C11 Fails to Define Data Races Involving Interrupts

Posted on July 7th, 2017 by David Young
Posted in RV-Predict

Users of our data-race detector for C/C++ programs, RV-Predict/C, frequently tell us at Runtime Verification, Inc., (RV) that they would like to see a variant that detects data races between threads and interrupts in embedded systems. A solitary application thread may share data locations with one or more interrupt service routines (ISRs). Data accesses by the ISRs and the application thread may conflict. The conflicting accesses can lead to unexpected behavior in safety-critical software. Users hope to detect conflicting accesses using runtime verification, and fix their software to avoid the conflicts.

What does it mean to have a "data race" between a thread and an interrupt? We quickly realized at RV that we resorted to a vague analogy between threads and interrupts to define a data race. It was important to produce a formal definition. We are concerned with interrupts only in C programs, so we sought an authoritative definition in the C11 standard. We were surprised when we could not find one!

In the C11 standard1, data races are conflicting actions between threads. Section 5.1.2.4 paragraph 25 says:

The execution of a program contains a data race if it contains two conflicting actions in different threads, at least one of which is not atomic, and neither happens before the other. Any such data race results in undefined behavior.

In the C standard, the closest thing to an ISR is an asynchronous signal handler. Nowhere does the standard speak of a data race between a asynchronous signal handler and the thread that it interrupts. Rather, the standard speaks of unspecified and undefined behavior by a signal handler.

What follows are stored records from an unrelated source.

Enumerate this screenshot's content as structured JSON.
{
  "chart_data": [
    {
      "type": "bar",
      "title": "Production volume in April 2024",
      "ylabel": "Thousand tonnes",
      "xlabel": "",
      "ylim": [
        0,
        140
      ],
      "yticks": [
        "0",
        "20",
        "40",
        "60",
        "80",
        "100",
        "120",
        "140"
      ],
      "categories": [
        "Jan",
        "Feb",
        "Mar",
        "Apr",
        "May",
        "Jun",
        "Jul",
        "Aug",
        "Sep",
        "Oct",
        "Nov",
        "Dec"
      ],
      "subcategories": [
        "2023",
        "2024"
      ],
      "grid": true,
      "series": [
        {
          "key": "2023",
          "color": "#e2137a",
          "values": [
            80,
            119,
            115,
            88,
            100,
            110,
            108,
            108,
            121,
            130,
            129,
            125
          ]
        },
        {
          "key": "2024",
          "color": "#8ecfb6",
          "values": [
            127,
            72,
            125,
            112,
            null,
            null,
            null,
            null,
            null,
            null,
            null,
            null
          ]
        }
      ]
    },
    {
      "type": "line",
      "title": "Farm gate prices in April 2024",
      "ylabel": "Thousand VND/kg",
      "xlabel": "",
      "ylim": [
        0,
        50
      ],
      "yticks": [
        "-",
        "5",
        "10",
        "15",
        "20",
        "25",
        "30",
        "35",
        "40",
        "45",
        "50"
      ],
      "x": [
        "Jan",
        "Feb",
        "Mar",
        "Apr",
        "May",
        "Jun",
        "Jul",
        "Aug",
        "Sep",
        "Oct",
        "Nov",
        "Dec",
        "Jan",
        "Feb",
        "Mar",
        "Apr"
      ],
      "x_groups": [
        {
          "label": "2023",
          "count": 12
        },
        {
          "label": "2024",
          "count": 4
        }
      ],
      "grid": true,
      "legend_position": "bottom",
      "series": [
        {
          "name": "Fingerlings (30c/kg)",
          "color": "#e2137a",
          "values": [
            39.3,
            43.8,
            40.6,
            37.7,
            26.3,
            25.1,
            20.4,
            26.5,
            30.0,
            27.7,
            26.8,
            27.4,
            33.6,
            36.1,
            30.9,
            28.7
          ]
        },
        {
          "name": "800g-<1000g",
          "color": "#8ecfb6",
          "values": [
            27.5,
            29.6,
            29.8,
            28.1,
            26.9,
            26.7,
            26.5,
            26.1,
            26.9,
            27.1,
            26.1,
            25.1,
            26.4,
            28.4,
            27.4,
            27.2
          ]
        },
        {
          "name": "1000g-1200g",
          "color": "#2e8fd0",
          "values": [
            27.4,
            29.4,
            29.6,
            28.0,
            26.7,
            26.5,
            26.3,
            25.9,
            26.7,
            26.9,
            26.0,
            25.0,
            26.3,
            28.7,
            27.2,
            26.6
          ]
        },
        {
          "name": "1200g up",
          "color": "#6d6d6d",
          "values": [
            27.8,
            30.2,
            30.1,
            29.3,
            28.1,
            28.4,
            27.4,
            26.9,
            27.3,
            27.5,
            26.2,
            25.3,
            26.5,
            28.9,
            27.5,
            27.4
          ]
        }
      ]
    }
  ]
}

According to section 5.1.2.3 paragraph 5, the values of some objects are unspecified in a signal handler, other values are undefined, and with certain exceptions, modifying objects is undefined:

When the processing of the abstract machine is interrupted by receipt of a signal, the values of objects that are neither lock-free atomic objects nor of type volatile sig_atomic_t are unspecified, and the value of any object that is modified by the handler that is neither a lock-free atomic object nor of type volatile sig_atomic_t becomes undefined.

Curiously, the standard repeats itself about unspecified/undefined behavior in signal handlers, in section 7.14.1.1 paragraph 5, adding some qualifications about storage duration:

If the signal occurs other than as the result of calling the abort or raise function, the behavior is undefined if the signal handler refers to any object with static or thread storage duration that is not a lock-free atomic object other than by assigning a value to an object declared as volatile sig_atomic_t, or ...

The storage-duration qualification is perplexing. If referring to objects of static or thread storage duration in a signal handler is undefined, then surely referring to objects of allocated storage or to objects of automatic storage (other than the handler's own automatic storage), is undefined, too. §7.14.1.1 ¶ 5 probably just contains a typo.

Since the C11 standard provides no definition for data races between threads and interrupts, RV has let common sense and user needs guide us. Users are concerned with detecting accesses by both an interrupt and a thread when those accesses are both conflicting and asynchronous. Accesses by a thread and an interrupt conflict if both refer to the same object, and one access modifies the object. Every access by an interrupt is synchronous with respect to an access by a thread only if the interruption happens before the thread access, or the thread access happens before the interruption. Otherwise, the interrupt's accesses are asynchronous. When we speak of a "data race" involving an interrupt, we mean just these asynchronous, conflicting accesses. Figure 1 shows a signal handler that aborts the program if a shared variable, shared.count, exceeds 25. The signal handler is established on the alarm signal, SIGALRM. Figure 2 is a fragment of code that shows how a conflicting access to the shared variable can be synchronized with signals:

static struct { volatile int count; } shared = { .count = ATOMIC_VAR_INIT(false) }; static void alarm_handler(int signum __unused) { if (shared.count > 25) abort(); }

Figure 1: alarm_handler shares a global variable with the application

sigset_t blockingset, oldset; sigemptyset(&blockingset); sigaddset(&blockingset, SIGALRM); // save signal mask; block SIGALRM pthread_sigmask(SIG_BLOCK, &blockingset, &oldset); // modify shared variable shared.count++; // restore signal mask pthread_sigmask(SIG_SETMASK, &oldset, NULL);

Figure 2: synchronizing access between a thread and a signal

In recent work on RV-Predict/C, we have added new instrumentation and enhanced our causal model so that we can detect when programs that use interrupts or UNIX signals contain data races, according to our definition, above. In a future blog post, we will tell you more about this new development.

Notes

  1. Throughout this post I refer to the N1548 Committee Draft — December 2, 2010 ISO/IEC 9899:201x.